Ce ne sont pourtant pas ces oeuvres qui font défaut, car prises isolément, la plupart sont des joyaux. Ni même le magnifique catalogue illustré qui nous permet de mieux saisir le propos. Non, clairement et une fois encore, c’est la façon machinale de les exhiber sous les titres les plus vagues qui a raison de notre engouement: Vues de l’étranger, Vues d’ici: la ville / la campagne, Au-delà de la figure académique, La figure humaine et le style moderne. Bon sang, quel ennui!

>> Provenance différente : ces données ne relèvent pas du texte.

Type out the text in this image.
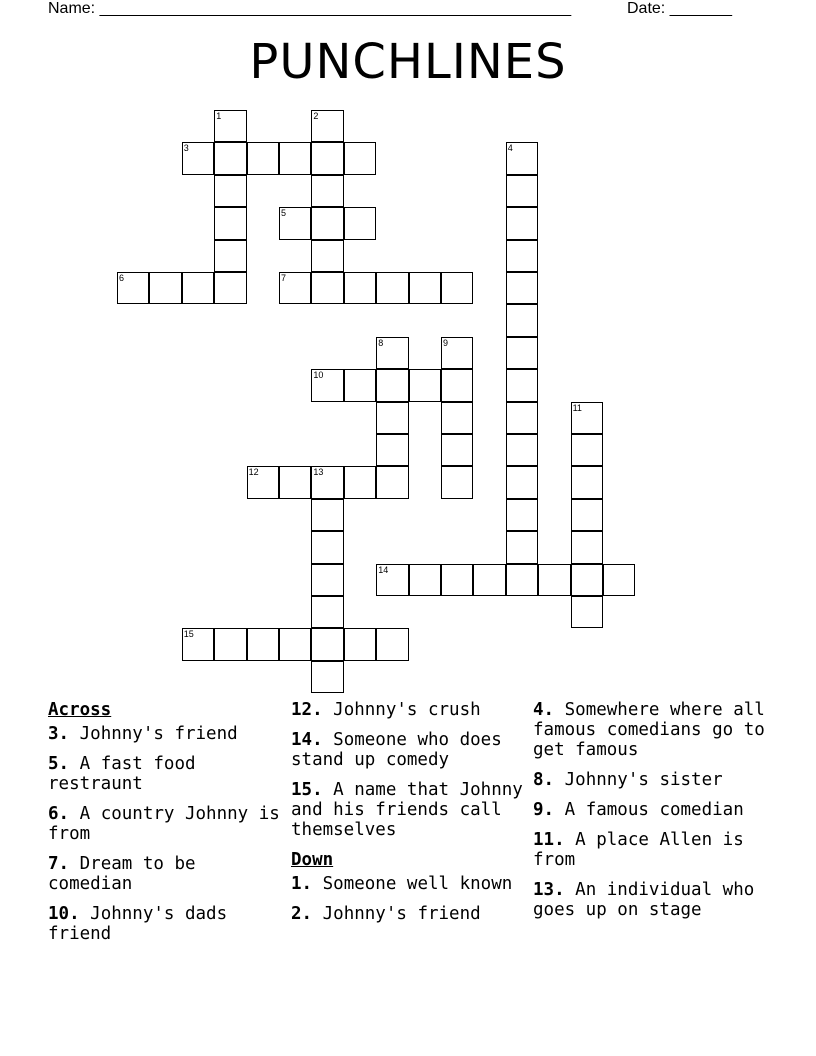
Name: _____________________________________________________	Date: _______
PUNCHLINES
1	2
3	4
5
6	7
8	9
10
11
12	13
14
15
Across
3. Johnny's friend
5. A fast food restraunt
6. A country Johnny is from
7. Dream to be comedian
10. Johnny's dads friend
12. Johnny's crush
14. Someone who does stand up comedy
15. A name that Johnny and his friends call themselves
Down
1. Someone well known
2. Johnny's friend
4. Somewhere where all famous comedians go to get famous
8. Johnny's sister
9. A famous comedian
11. A place Allen is from
13. An individual who goes up on stage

Qu’est-ce que ces catégories nous apprennent? Peu de chose, sinon que n’importe qui est à même de constater le sujet d’un tableau. Pourquoi ne peut-on pas éclairer cet art avec des yeux neufs comme on le fait si bien pour les expositions d’art contemporain? Voyez en parallèle Chimères/Shimmer pour vous en convaincre…
Enfin, sous prétexte de montrer l’influence de Brymner, on assiste à un éclectisme esthétique douloureux. Une émulation vraiment confuse – puisque, semble-t-il, la principale qualité pédagogique du maître était "de ne jamais imposer sa manière aux étudiants" (Anne Savage). Puis ces satanés murs jaunes avec leur effet catastrophique habituel: faire ressortir des contrastes criards d’oeuvres qui avaient pourtant été si habilement équilibrées dans leurs tons.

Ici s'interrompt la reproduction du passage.